Maka, pertanyaan mendasar pun mencuat, Quo vadis academia nostra? ke mana arah dunia akademik kita? Bagi dosen muda, jawabannya menuntut keberanian untuk tidak sekadar bertahan, tetapi juga bergerak. Diperlukan reformasi struktural dan kultural yang berpihak pada ethos akademik sejati yang menjunjung tinggi kejujuran, keterbukaan, dan pertukaran gagasan setara inter pares. Kampus harus menjadi ruang pembebasan intelektual, bukan tempat pembungkaman ide. Sistem promosi jabatan, insentif riset, dan penilaian kinerja harus berbasis meritum, bukan amicitia (relasi personal). Tanpa langkah nyata ke arah ini, dunia akademik hanya akan dikuasai oleh elite yang lebih peduli melanggengkan kekuasaan daripada membangun pengetahuan.
ADVERTISEMENT
Bagi dosen muda, perjuangan melawan praktik feodalisme dan begalisme akademik bukanlah sekadar langkah merintis karier, melainkan bentuk kesetiaan pada nilai luhur keilmuan dan integritas akademik. Ini adalah perlawanan senyap terhadap kekuasaan yang membungkam, sekaligus pembelaan terhadap kebebasan berpikir yang semakin terpinggirkan.
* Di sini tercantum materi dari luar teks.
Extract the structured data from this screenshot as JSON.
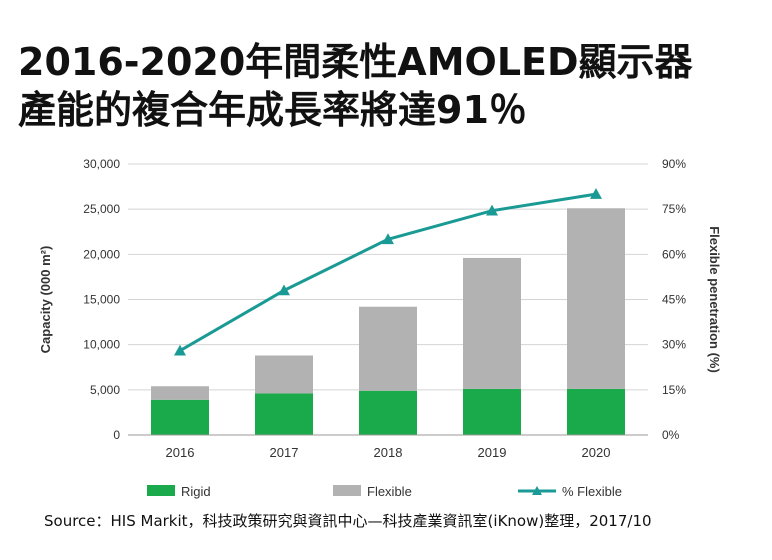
{
  "title": {
    "line1": "2016-2020年間柔性AMOLED顯示器",
    "line2": "產能的複合年成長率將達91％"
  },
  "source": "Source：HIS Markit，科技政策研究與資訊中心—科技產業資訊室(iKnow)整理，2017/10",
  "chart_data": {
    "type": "bar",
    "stacked": true,
    "categories": [
      "2016",
      "2017",
      "2018",
      "2019",
      "2020"
    ],
    "series": [
      {
        "name": "Rigid",
        "type": "bar",
        "axis": "left",
        "color": "#1aaa4b",
        "values": [
          3900,
          4600,
          4900,
          5100,
          5100
        ]
      },
      {
        "name": "Flexible",
        "type": "bar",
        "axis": "left",
        "color": "#b2b2b2",
        "values": [
          1500,
          4200,
          9300,
          14500,
          20000
        ]
      },
      {
        "name": "% Flexible",
        "type": "line",
        "axis": "right",
        "color": "#1a9a94",
        "values": [
          28,
          48,
          65,
          74.5,
          80
        ]
      }
    ],
    "ylabel": "Capacity (000 m²)",
    "y2label": "Flexible penetration (%)",
    "ylim": [
      0,
      30000
    ],
    "y2lim": [
      0,
      90
    ],
    "yticks": [
      "0",
      "5,000",
      "10,000",
      "15,000",
      "20,000",
      "25,000",
      "30,000"
    ],
    "y2ticks": [
      "0%",
      "15%",
      "30%",
      "45%",
      "60%",
      "75%",
      "90%"
    ],
    "grid": true,
    "legend": "bottom"
  }
}
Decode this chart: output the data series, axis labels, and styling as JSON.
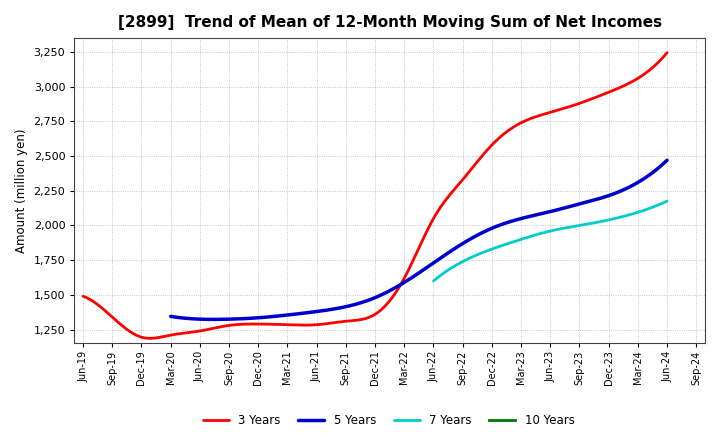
{
  "title": "[2899]  Trend of Mean of 12-Month Moving Sum of Net Incomes",
  "ylabel": "Amount (million yen)",
  "xlabel": "",
  "ylim": [
    1150,
    3350
  ],
  "yticks": [
    1250,
    1500,
    1750,
    2000,
    2250,
    2500,
    2750,
    3000,
    3250
  ],
  "background_color": "#ffffff",
  "grid_color": "#999999",
  "line_colors": {
    "3 Years": "#ff0000",
    "5 Years": "#0000cc",
    "7 Years": "#00cccc",
    "10 Years": "#007700"
  },
  "line_widths": {
    "3 Years": 2.0,
    "5 Years": 2.5,
    "7 Years": 2.0,
    "10 Years": 2.0
  },
  "x_labels": [
    "Jun-19",
    "Sep-19",
    "Dec-19",
    "Mar-20",
    "Jun-20",
    "Sep-20",
    "Dec-20",
    "Mar-21",
    "Jun-21",
    "Sep-21",
    "Dec-21",
    "Mar-22",
    "Jun-22",
    "Sep-22",
    "Dec-22",
    "Mar-23",
    "Jun-23",
    "Sep-23",
    "Dec-23",
    "Mar-24",
    "Jun-24",
    "Sep-24"
  ],
  "series": {
    "3 Years": [
      1490,
      1340,
      1195,
      1210,
      1240,
      1280,
      1290,
      1285,
      1285,
      1310,
      1360,
      1620,
      2050,
      2330,
      2580,
      2740,
      2815,
      2880,
      2960,
      3060,
      3245,
      null
    ],
    "5 Years": [
      null,
      null,
      null,
      1345,
      1325,
      1325,
      1335,
      1355,
      1380,
      1415,
      1480,
      1590,
      1730,
      1870,
      1980,
      2050,
      2100,
      2155,
      2215,
      2310,
      2470,
      null
    ],
    "7 Years": [
      null,
      null,
      null,
      null,
      null,
      null,
      null,
      null,
      null,
      null,
      null,
      null,
      1600,
      1740,
      1830,
      1900,
      1960,
      2000,
      2040,
      2095,
      2175,
      null
    ],
    "10 Years": [
      null,
      null,
      null,
      null,
      null,
      null,
      null,
      null,
      null,
      null,
      null,
      null,
      null,
      null,
      null,
      null,
      null,
      null,
      null,
      null,
      null,
      null
    ]
  }
}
Di tengah tekanan struktural yang menyesakkan, masih ada keyakinan yang tak tergoyahkan, bahwa ilmu tidak boleh tunduk pada kuasa. Sudah saatnya kita meneguhkan prinsip sapere aude beranilah berpikir sendiri. Hanya dengan keberanian itulah, kampus dapat kembali menjadi ruang hidup bagi nalar dan nurani, bukan sekadar menara gading yang kering makna dan kehilangan arah.